It’s 11 am on a Wednesday morning, and a classroom at St. Ann’s Church is a hubbub of activity. Thirteen kids ages 6 to 11 are carving designs into clay circles, creating their own unique Olympic-style medals. The high-pitched voices coming from the classroom have an unexpected tone – nearly every child here is speaking French.
The children are taking part in Camp Soleil, a French-language summer camp offered by the local chapter of Canadian Parents for French (CPF), a national organization that aims to further bilingualism by promoting and creating opportunities for students to learn and use French.
Two CPF counsellors, Yaza Shapata and Natalie Behl, are leading Camp Soleil sessions all over the province throughout the summer. This week, they are in Flin Flon to organize the camp, which has a Rio Olympics theme, for local French immersion students.
All Camp Soleil programming is in French, and Behl and Shapata are consistent about reminding the campers to speak to the counsellors – and to each other – in that language.
“Most of them haven’t spoken French in a month,” said Shapata, “but after the first day, they warm up to the idea.”
“We play lots of little games where they have no other choice than to speak French,” Behl explained.
“It’s important for them to see that French exists outside of the classroom,” she added.
Melissa Danis agrees. As vice-president of the local CPF chapter, Danis organized the camp, is billeting the counsellors in her home, and has volunteered her time to help with camp logistics throughout the week. Both of Danis’ kids are in French immersion, and she sees Camp Soleil as a vital way to keep local kids connected to the French community during the summer months.
“It’s not even really a loss of language thing,” Danis explained. “It’s been proven that over the summer break there isn’t enough loss of language to warrant it being a real concern. It’s a loss of a sense of community.
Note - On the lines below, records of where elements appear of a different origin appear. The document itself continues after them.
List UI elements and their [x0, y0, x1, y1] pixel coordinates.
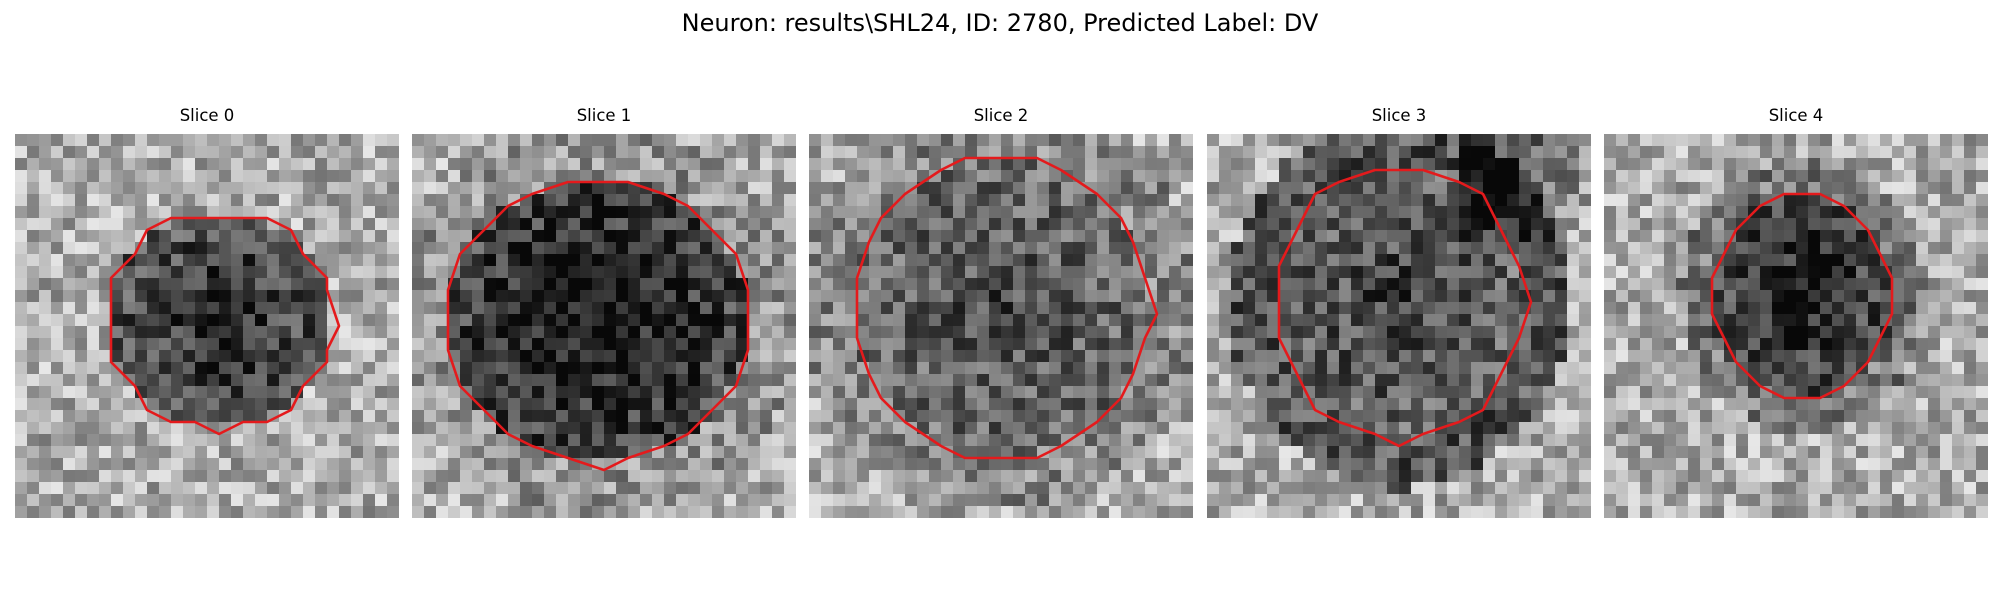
roi-contour	[855, 156, 1159, 460]
slice-title: Slice 0	[179, 106, 235, 125]
slice-title: Slice 3	[1371, 106, 1427, 125]
slice-image	[809, 134, 1193, 518]
slice-panel-4: Slice 4	[1604, 106, 1988, 518]
slice-panel-2: Slice 2	[809, 106, 1193, 518]
slice-image	[1604, 134, 1988, 518]
roi-contour	[1277, 168, 1533, 448]
roi-contour	[109, 216, 341, 436]
slice-image	[412, 134, 796, 518]
slice-image	[1207, 134, 1591, 518]
roi-contour	[446, 180, 750, 472]
slice-title: Slice 1	[576, 106, 632, 125]
slice-image	[15, 134, 399, 518]
slice-panel-1: Slice 1	[412, 106, 796, 518]
figure-title: Neuron: results\SHL24, ID: 2780, Predict…	[681, 9, 1319, 37]
slice-title: Slice 2	[973, 106, 1029, 125]
slice-panel-0: Slice 0	[15, 106, 399, 518]
slice-panel-3: Slice 3	[1207, 106, 1591, 518]
roi-contour	[1710, 192, 1894, 400]
slice-title: Slice 4	[1768, 106, 1824, 125]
Being a French immersion kid, in a small town where there aren’t a whole lot of other kids outside of your little classroom that are in French, it’s hard to have that sense of community and that sense of belonging.
“It’s good for them to feel like what they are doing is beneficial long-term.”
Danis said Camp Soleil is the only local summer program available in French, a stark contrast to what she experienced herself as a French immersion student growing up in Saskatoon, where she could access diverse sports and arts camps in her second language.
Danis said in recent years, a local French teacher has led a French camp in Flin Flon, but she wasn’t available to run the program this summer, so CPF
Flin Flon turned to Camp Soleil as an alternative.
The local CPF branch paid CPF Manitoba a fee for the camp, which is partially covered by parent fees. The remainder is made up from the branch’s own funds.
“We are a non-profit, and we are running it as a benefit for the French immersion community,” said Danis. “I’m hoping that it goes off well enough that I can convince the membership to offer it again.”
In addition to the cultural benefits of the camp, the two CPF counsellors say the play-based environment of a camp can help kids to practice, and expand, their conversational French.
When campers start chatting together in English, the counsellors will remind them to speak together “en français”, explained Behl.
She said the kids are generally able to make that switch.
“They’ll slow down their conversation, but they do have the vocabulary.”
In order to attend Camp Soleil, campers must have completed grade 1 French immersion, so most students have at least two years of French under their belt, but little experience speaking their second language outside of school.
Experimenting with French outside of the classroom can also make language learning more fun, say the two counsellors.
“Camp is more of a social environment [than a classroom],” said Shapata.
As the Camp Soleil campers keep busy with sports, games, arts and crafts and field trips, they are beginning to communicate in French without thinking about it too much – one key stepping stone on the long road to bilingualism.